Publication year - 2004
Publication title -
the journal of physiology
Language(s) - English
Resource type - Journals
SCImago Journal Rank - 1.802
H-Index - 240
eISSN - 1469-7793
pISSN - 0022-3751
DOI - 10.1113/jphysiol.2003.056101
Subject(s) - g protein coupled inwardly rectifying potassium channel , g protein , heterotrimeric g protein , inward rectifier potassium ion channel , chemistry , hek 293 cells , microbiology and biotechnology , xenopus , gq alpha subunit , patch clamp , biophysics , biology , biochemistry , ion channel , receptor , gene
The activity of G protein‐activated inwardly rectifying K + channels (GIRK or Kir3) is important for regulating membrane excitability in neuronal, cardiac and endocrine cells.

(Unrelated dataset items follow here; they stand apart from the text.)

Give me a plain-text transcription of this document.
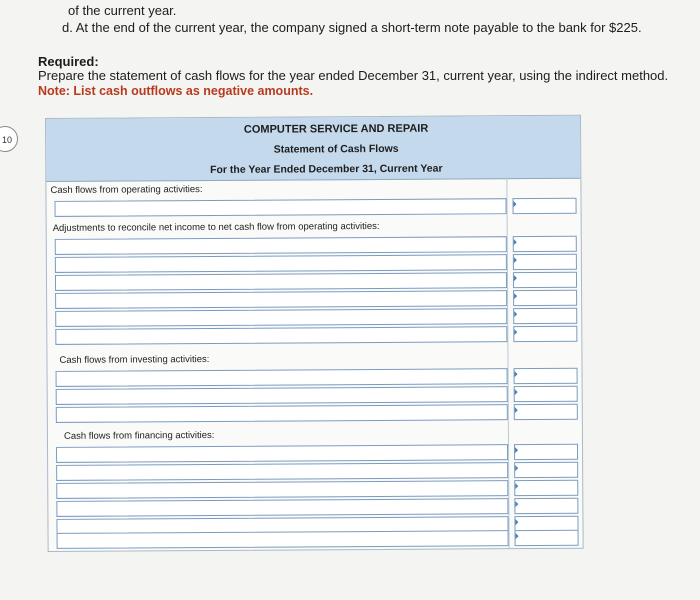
10
of the current year.
d. At the end of the current year, the company signed a short-term note payable to the bank for $225.
Required:
Prepare the statement of cash flows for the year ended December 31, current year, using the indirect method.
Note: List cash outflows as negative amounts.
COMPUTER SERVICE AND REPAIR
Statement of Cash Flows
For the Year Ended December 31, Current Year
Cash flows from operating activities:
Adjustments to reconcile net income to net cash flow from operating activities:
Cash flows from investing activities:
Cash flows from financing activities:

Although G βγ subunits are known to bind the N‐ and C‐termini of GIRK channels, the mechanism underlying G βγ activation of GIRK is not well understood. Here, we used chimeras and point mutants constructed from GIRK2 and IRK1, a G protein‐insensitive inward rectifier, to determine the region within GIRK2 important for G βγ binding and activation. An analysis of mutant channels expressed in Xenopus oocytes revealed two amino acid substitutions in the C‐terminal domain of GIRK2, GIRK2 L344E and GIRK2 G347H , that exhibited decreased carbachol‐activated currents but significantly enhanced basal currents with coexpression of G βγ subunits. Combining the two mutations (GIRK2 EH ) led to a more severe reduction in carbachol‐activated and G βγ ‐stimulated currents. Ethanol‐activated currents were normal, however, suggesting that G protein‐independent gating was unaffected by the mutations. Both GIRK2 L344E and GIRK2 EH also showed reduced carbachol activation and normal ethanol activation when expressed in HEK‐293T cells. Using epitope‐tagged channels expressed in HEK‐293T cells, immunocytochemistry showed that G βγ ‐impaired mutants were expressed on the plasma membrane, although to varying extents, and could not account completely for the reduced G βγ activation. In vitro G βγ binding assays revealed an ∼60% decrease in G βγ binding to the C‐terminal domain of GIRK2 L344E but no statistical change with GIRK2 EH or GIRK2 G347H , though both mutants exhibited G βγ ‐impaired activation. Together, these results suggest that L344, and to a lesser extent, G347 play an important functional role in G βγ activation of GIRK2 channels. Based on the 1.8 Å structure of GIRK1 cytoplasmic domains, L344 and G347 are positioned in the βL–βM loop, which is situated away from the pore and near the N‐terminal domain. The results are discussed in terms of a model for activation in which G βγ alters the interaction between the βL–βM loop and the N‐terminal domain.